La même retenue s’observe dans les contours flous et dans la palette de couleurs, comprimée entre le blanc cassé de la neige et les nuances de bleu et de gris de la figure et du fond. Comme le visage effacé, ces choix sont révélateurs de la réticence de l’artiste : ils demandent au spectateur d’y regarder à deux fois. Cette réticence est essentielle au charme mélancolique du tableau, à son expressivité magnétique qui ne permet pas de savoir exactement ce qui est exprimé. La réticence est la marque de celui qui garde un secret. Quel est-il ?

Tuymans a déclaré à plusieurs reprises que Der Architekt représentait Albert Speer, l’architecte nazi. Comme beaucoup de ses œuvres antérieures, la peinture se fonde sur une image préexistante, en l’occurrence un arrêt sur image tiré d’un des films personnels de Speer. Cette identification est délibérément absente de la peinture elle-même ; la seule source d’information possible, le visage du personnage, a été effacé. La bobine privée dont il est tiré a été rendue publique pour la première fois en 2005 à la télévision allemande. Lorsque Tuymans peignit Der Architekt, l’identification était alors impossible à établir. Aux yeux de tout spectateur, cela aurait aussi bien pu être un mensonge.

Tuymans déclarait aussi que « le petit écart entre l’explication d’un tableau du tableau lui-même offre la seule perspective possible sur la peinture ».

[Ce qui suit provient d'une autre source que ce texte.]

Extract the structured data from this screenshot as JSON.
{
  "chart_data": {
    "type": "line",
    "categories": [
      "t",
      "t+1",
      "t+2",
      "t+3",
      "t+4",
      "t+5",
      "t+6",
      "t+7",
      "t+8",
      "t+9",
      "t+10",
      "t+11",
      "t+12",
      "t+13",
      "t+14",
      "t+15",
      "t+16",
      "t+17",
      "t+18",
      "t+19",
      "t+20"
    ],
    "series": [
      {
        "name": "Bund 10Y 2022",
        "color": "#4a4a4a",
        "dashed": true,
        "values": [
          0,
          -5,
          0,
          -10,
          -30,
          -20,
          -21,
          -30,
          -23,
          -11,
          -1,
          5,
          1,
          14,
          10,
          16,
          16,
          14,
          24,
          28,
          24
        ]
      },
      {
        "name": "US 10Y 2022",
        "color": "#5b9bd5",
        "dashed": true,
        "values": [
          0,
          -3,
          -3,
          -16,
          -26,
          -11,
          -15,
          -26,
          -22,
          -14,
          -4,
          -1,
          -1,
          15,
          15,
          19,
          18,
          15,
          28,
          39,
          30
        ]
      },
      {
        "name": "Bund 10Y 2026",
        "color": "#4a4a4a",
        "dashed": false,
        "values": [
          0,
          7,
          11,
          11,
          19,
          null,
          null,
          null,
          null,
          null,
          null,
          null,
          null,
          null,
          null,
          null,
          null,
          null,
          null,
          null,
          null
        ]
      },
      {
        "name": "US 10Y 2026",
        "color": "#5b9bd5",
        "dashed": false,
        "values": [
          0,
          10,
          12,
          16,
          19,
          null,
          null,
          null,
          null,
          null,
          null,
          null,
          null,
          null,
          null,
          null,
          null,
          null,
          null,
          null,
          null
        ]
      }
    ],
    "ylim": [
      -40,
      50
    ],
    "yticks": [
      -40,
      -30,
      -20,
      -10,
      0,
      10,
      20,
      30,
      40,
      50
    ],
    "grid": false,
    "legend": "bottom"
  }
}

Le petit écart dont il parle n’a rien à voir avec les médiocres éclairages souvent apportés, dans l’art contemporain, par des légendes sensées révéler sous un jour unique ce qui est normalement un simple objet du quotidien. Cette paire de clés ouvre la voiture que le fiancé de l’artiste lui a laissé après leur séparation, une voiture qu’il n’a pas pu utiliser depuis. Ce tas de déchets provient du pays de naissance de l’artiste que celui-ci a été contraint de quitter par une guerre civile. Dans de telles situations — toutes deux attestées — la légende n’ajoute pas quelque chose à la valeur de l’œuvre, mais la crée plutôt. La question qu’ils soulèvent ne provient pas des objets eux-mêmes — une paire de clés, un tas de déchets — mais du fait que ces objets aient été mis en scène comme des objets d’art. Dans cette perspective, c’est finalement une question d’aura, et la réponse, de façon intéressante, la réoriente vers quelque chose d’aussi immatériel et singulier que l’histoire personnelle. Sans légende, ces objets seraient restés muets. Croisés hors de leur cube blanc, il ne seraient chargés d’aucun mystère.

Cependant, il y a un mystère dans la peinture de Tuymans. L’écart entre le tableau et son explication a été délibérément agrandi par l’artiste. Il aurait pu produire une explication redondante, ou bien ne pas en donner du tout. Si Tuymans n’avait pas masqué le visage de Speer (ou s’il était parti d’un instantané où sa tête était visible, ce qui revient au même), l’œuvre aurait été un portrait ordinaire. Si au contraire il avait décidé de ne pas donner l’origine de l’image, cette peinture aurait seulement été la représentation subtilement étrange d’un homme capturé dans un instant de fragilité, un homme dont la personnalité semble minée à la fois par sa pose et par la technique qui la dépeint. Sans nom à poser sur cette silhouette, la suppression du visage et le floutage des contours seraient pris pour des procédés d’universalisation : des moyens de séparer la peinture de son contexte anecdotique et d’encourager les spectateurs à s’y projeter, à y voir n’importe qui. Dans ce second cas, le tableau aurait été l’exact opposé d’un portrait.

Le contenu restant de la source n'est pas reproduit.